We shall have to wait out what’s left of the twentieth century’s final decade before we know whether it will abide in the universal memory with a blessing or a curse. Even so, it must already be said for the Nineties that they at least began with singular promises of happy endings, especially in Central America.
Nicaragua’s civil war, such as it was, shut down with the electoral defeat of the Sandinistas and the inauguration of Violeta Chamorro’s conciliatory regime in January 1990. Two years later, El Salvador’s still formidable rebel guerrilla force agreed to cease further armed struggle in exchange for the Salvadoran government’s pledge to establish “the framework of the rule of law and the democratic system.”
To welcome happy endings is seldom to pulse with assurances of living-happily-ever-after; and that precaution applies in particular to Central America where the pleasant or unpleasant character of pretty much any ending appears to depend upon which of the two parties newly set upon peaceful competition happens to control the army and the police.
Nicaragua’s Chamorro began her presidency persuaded that her dreams of harmony would be safer if she retained the incumbent Sandinista army and police chiefs instead of assuming the possible risk of vengeful excess by replacing them with contras. The government of El Salvador was even more satisfied to preserve the army and police commanders who had defended it with occasional extremes of savagery against the guerrillas they would now be responsible for protecting.
What passes for peace in Nicaragua and El Salvador is describable precisely as more like an armistice than a concord. Violence and terror go on; and if political murders are not as incessant as of old, they are only too frequent and are hardly ever solved by left-wing cops in Nicaragua or rightwing cops in El Salvador.
Figures on the number of political murders in Nicaragua are far from exact; but by universal agreement former contras are distinctly more apt than Sandinistas to be victims. The scrupulously even-handed Americas Watch studied seventy-five contra deaths in 1993 and concluded that “less than half were attributable to current members of the [Sandinista] army and police.” When we speak of violent killers of civilians and decide that “less than half” were policemen and soldiers, we have scarcely dealt a good-conduct citation to the armed forces of Nicaragua.
Americas Watch further reports that “investigations into the deaths of former contras were characterized by negligence or cover-up 76 percent of the time” and one or the other “was present in all cases involving the army or police.” But then, whether the victim be contra or, less frequently, Sandinista, “impunity for violence remains the norm.”
And it appears to remain the norm in peace-restored El Salvador.
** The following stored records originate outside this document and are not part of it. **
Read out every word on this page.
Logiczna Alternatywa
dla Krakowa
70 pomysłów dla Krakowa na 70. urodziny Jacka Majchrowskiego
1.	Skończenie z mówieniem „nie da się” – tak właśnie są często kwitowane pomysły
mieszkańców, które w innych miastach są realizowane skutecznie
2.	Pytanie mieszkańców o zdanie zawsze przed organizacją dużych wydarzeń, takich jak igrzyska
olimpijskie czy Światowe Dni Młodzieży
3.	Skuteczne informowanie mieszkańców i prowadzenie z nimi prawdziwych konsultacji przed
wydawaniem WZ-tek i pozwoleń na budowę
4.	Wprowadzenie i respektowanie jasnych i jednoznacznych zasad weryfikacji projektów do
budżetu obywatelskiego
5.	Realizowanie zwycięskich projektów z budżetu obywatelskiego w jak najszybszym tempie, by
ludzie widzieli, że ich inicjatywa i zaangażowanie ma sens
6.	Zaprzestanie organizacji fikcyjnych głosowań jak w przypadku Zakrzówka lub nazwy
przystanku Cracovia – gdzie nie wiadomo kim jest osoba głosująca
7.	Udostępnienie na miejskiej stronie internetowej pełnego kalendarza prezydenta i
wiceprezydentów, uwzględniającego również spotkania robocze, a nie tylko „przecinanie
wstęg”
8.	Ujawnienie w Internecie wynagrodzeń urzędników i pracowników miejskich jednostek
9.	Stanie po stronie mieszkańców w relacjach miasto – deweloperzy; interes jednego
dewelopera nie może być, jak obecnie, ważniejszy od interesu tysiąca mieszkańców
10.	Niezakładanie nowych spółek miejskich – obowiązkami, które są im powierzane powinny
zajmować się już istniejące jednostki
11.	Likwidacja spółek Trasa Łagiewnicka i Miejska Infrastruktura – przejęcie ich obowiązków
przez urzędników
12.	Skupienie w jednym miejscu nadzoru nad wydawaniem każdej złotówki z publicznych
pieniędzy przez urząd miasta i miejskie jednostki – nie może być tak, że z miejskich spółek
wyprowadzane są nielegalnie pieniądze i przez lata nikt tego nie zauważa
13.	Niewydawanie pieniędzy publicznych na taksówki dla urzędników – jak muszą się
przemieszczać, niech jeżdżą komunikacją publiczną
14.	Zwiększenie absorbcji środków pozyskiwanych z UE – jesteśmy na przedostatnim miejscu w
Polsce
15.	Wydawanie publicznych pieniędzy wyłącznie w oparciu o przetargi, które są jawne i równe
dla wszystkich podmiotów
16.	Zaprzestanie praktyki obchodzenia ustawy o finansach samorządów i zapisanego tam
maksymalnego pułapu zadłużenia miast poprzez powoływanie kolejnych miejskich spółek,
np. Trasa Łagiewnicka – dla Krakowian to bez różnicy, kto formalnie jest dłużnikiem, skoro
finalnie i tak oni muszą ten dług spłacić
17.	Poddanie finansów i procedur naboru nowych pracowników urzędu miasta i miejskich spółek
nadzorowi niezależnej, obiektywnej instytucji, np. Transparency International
Last month a study group commissioned by the Secretary-General of the United Nations filed a 104-page report detailing the power that successors of the pre-armistice “death squads” still exercise in the countryside in defiance of their government’s good intentions and with the connivance of state merchants who still operate “the old machinery of impunity and corruption.”
Morazàn, the bloody scene of the most notorious of the Salvadoran army’s wartime peasant massacres, still grieves under the rule of an eleven-member squad, equipped with army-issued weapons and led by a former justice of the peace, who has been identified as commander of the local “civil defense unit” whose major employment was for summary executions of citizens suspected of dissidence during the civil war. The highest risk of being a political murderee is for former contras in Nicaragua and for former guerrillas bent on peaceful pursuits in El Salvador; and in each case the appointed casualty list looks tailored to the taste of the prevailing official authority.